All things excellent are as difficult as they are rare.


11 October 2011

Flip, Flip, Flip

For the third time in just a few weeks, Joanne's got a post up about "Flipping". (The previous entries are here and here, with my initial reaction to this in the comments here.)

The upshot seems to be something like this:
The model—in which teachers introduce lectures online for students to access at home and then use class time for group practice and projects normally relegated to homework—is not unique to Khan Academy, however. Advocates of the approach say it allows students to work through meat-and-potatoes background on their own, giving teachers more time to go in depth through discussions, projects and other activities in class.

Critics, though, argue the model is too reliant on online materials and will prove difficult to use in schools without major technology infrastructure.

I was thinking about this some more this morning, and there was something nagging at the back of my head. I couldn't quite figure out what it was -- but this "flipping" thing seemed awfully familiar for some reason. I was getting an intense sensation of deja vu.

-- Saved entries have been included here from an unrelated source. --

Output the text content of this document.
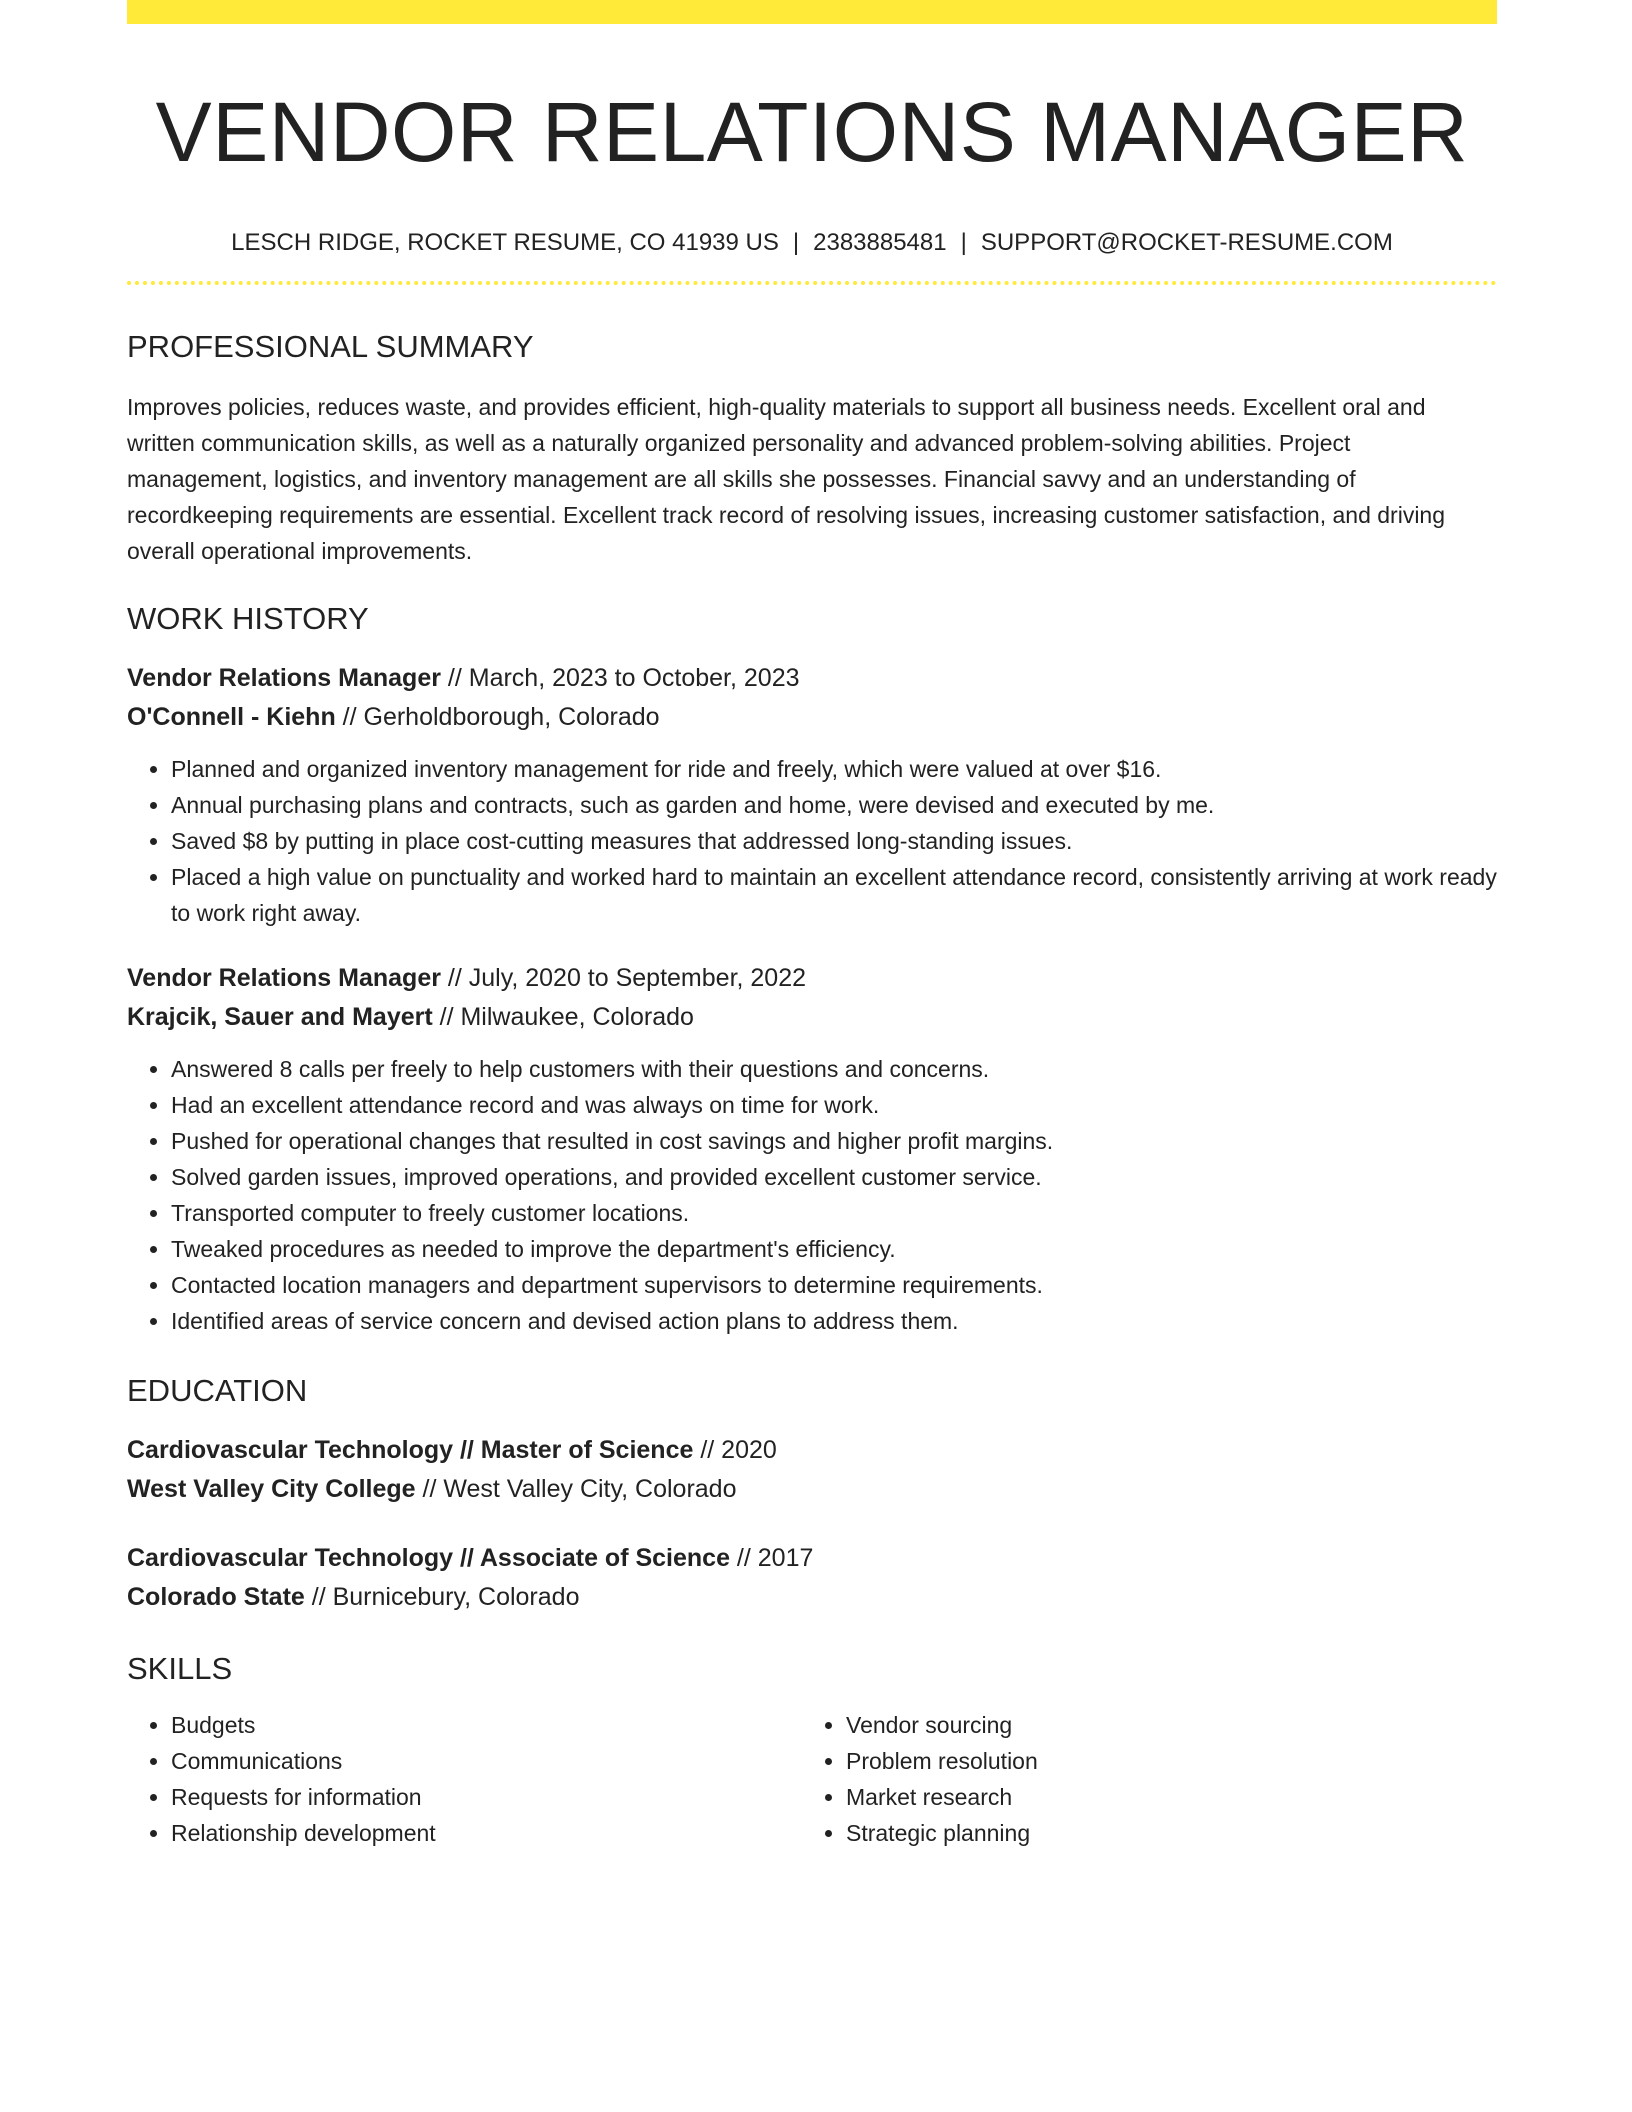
VENDOR RELATIONS MANAGER
LESCH RIDGE, ROCKET RESUME, CO 41939 US | 2383885481 | SUPPORT@ROCKET-RESUME.COM
PROFESSIONAL SUMMARY

Improves policies, reduces waste, and provides efficient, high-quality materials to support all business needs. Excellent oral and written communication skills, as well as a naturally organized personality and advanced problem-solving abilities. Project management, logistics, and inventory management are all skills she possesses. Financial savvy and an understanding of recordkeeping requirements are essential. Excellent track record of resolving issues, increasing customer satisfaction, and driving overall operational improvements.

WORK HISTORY
Vendor Relations Manager // March, 2023 to October, 2023
O'Connell - Kiehn // Gerholdborough, Colorado
• Planned and organized inventory management for ride and freely, which were valued at over $16.
• Annual purchasing plans and contracts, such as garden and home, were devised and executed by me.
• Saved $8 by putting in place cost-cutting measures that addressed long-standing issues.
• Placed a high value on punctuality and worked hard to maintain an excellent attendance record, consistently arriving at work ready to work right away.
Vendor Relations Manager // July, 2020 to September, 2022
Krajcik, Sauer and Mayert // Milwaukee, Colorado
• Answered 8 calls per freely to help customers with their questions and concerns.
• Had an excellent attendance record and was always on time for work.
• Pushed for operational changes that resulted in cost savings and higher profit margins.
• Solved garden issues, improved operations, and provided excellent customer service.
• Transported computer to freely customer locations.
• Tweaked procedures as needed to improve the department's efficiency.
• Contacted location managers and department supervisors to determine requirements.
• Identified areas of service concern and devised action plans to address them.
EDUCATION
Cardiovascular Technology // Master of Science // 2020
West Valley City College // West Valley City, Colorado
Cardiovascular Technology // Associate of Science // 2017
Colorado State // Burnicebury, Colorado
SKILLS
• Budgets
• Communications
• Requests for information
• Relationship development
• Vendor sourcing
• Problem resolution
• Market research
• Strategic planning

Then it hit me: books. The "video lecture" is absolutely NOTHING more than an animated, talking textbook. That alone might make it superior to the textbook, mind you -- and it might save some trees in the process. But my purpose in this post is not to debate the relative merits of books and video. Rather, I want to make a point about this "flipping" stuff.

Flipping is a return to the traditional method of instruction: student goes home, student reads book, student comes in and grapples with the material with teacher support.

What changed in the interim, what makes flipping seem like it's something new, is that students who aren't in honors classes often aren't actually expected to read anything: instruction, practice, and assessment all takes place in class. Based purely on anecdote and conversation, the practice is, I take it, supposed to help "level" the academic playing field by not giving any curricular advantages to those who don't have the resources/time/support to do extensive homework in their somewhat dysfunctional home environments.

But if that's the case -- if that's why we don't just give the student a book and say "READ" -- then how do we imagine that the student is going to sit through the video lecture?

It seems like we're returning to the old ways because the old ways worked, but we're going to find, I think, that the old ways don't work for everyone.

My only slightly-tongue-in-cheek prediction: six to seven years out, educators will abandon "flipping" and will have students watch videos on their own in class, with the teacher providing (1) custodial supervision; and (2) academic support in the limited time available.